Le mécanisme est régi par les articles L. 211-1 à L. 211-5 du Code des procédures civiles d'exécution (CPCE). Son principe central : l'attribution immédiate de la créance au profit du saisissant, dès la signification de l'acte à la banque. Contrairement à d'autres sûretés, la saisie-attribution ne crée pas un simple privilège. Elle transfère la propriété des fonds au créancier, sous réserve de contestation.
Pour la direction juridique, cette procédure se distingue par sa rapidité et son caractère unilatéral. Le débiteur n'est pas prévenu avant le blocage. Il découvre la saisie après coup, lorsque l'acte lui est dénoncé. Ce décalage temporel constitue à la fois la force du mécanisme pour le créancier et sa principale menace pour l'entreprise visée.
Toute saisie-attribution exige la réunion de 2 conditions cumulatives, sans lesquelles la procédure est nulle.

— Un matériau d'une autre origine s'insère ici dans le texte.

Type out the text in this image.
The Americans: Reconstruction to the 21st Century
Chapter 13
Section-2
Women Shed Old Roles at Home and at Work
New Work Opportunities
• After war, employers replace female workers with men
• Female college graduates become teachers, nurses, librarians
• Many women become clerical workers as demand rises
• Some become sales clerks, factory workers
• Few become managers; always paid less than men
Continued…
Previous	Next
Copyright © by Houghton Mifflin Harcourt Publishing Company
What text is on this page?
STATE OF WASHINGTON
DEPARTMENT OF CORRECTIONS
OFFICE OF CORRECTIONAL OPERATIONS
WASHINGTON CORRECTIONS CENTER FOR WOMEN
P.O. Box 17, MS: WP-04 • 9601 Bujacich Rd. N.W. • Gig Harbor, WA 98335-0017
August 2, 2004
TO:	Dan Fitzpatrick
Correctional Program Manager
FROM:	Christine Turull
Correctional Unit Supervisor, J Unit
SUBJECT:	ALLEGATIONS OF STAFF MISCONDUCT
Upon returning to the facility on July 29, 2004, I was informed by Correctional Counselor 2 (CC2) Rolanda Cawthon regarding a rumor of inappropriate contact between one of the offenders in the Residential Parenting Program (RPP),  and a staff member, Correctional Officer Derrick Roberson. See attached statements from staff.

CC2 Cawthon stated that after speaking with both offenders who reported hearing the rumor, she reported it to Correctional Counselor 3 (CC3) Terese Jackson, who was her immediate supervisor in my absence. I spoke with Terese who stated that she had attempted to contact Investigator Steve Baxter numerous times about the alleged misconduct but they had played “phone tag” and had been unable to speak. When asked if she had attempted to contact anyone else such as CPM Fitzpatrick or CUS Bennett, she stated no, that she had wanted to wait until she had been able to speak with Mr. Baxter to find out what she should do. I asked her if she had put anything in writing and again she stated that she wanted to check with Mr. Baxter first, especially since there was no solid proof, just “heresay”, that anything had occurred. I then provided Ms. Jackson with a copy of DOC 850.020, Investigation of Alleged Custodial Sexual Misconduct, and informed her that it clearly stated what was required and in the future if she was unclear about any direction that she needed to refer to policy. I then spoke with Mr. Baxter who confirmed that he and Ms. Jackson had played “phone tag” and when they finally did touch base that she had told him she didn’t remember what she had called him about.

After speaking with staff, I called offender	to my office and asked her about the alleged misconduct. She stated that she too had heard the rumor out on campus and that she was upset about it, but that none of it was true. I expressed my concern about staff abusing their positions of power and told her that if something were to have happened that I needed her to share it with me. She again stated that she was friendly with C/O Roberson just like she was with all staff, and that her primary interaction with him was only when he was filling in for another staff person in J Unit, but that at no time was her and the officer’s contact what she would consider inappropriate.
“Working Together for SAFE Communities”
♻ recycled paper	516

Première condition : un titre exécutoire. Le créancier doit détenir un document revêtu de la formule exécutoire, tel qu'un jugement définitif, une ordonnance d'injonction de payer non contestée, un acte notarié ou encore un titre délivré par l'administration fiscale. Un simple contrat ou une facture impayée ne suffisent pas. L'article L. 111-2 du CPCE dresse la liste limitative de ces titres.
Seconde condition : une créance certaine, liquide et exigible. La créance doit être incontestable dans son principe (certaine), déterminée dans son montant (liquide) et arrivée à échéance (exigible). Si l'un de ces 3 critères fait défaut, la direction juridique dispose d'un levier de contestation solide.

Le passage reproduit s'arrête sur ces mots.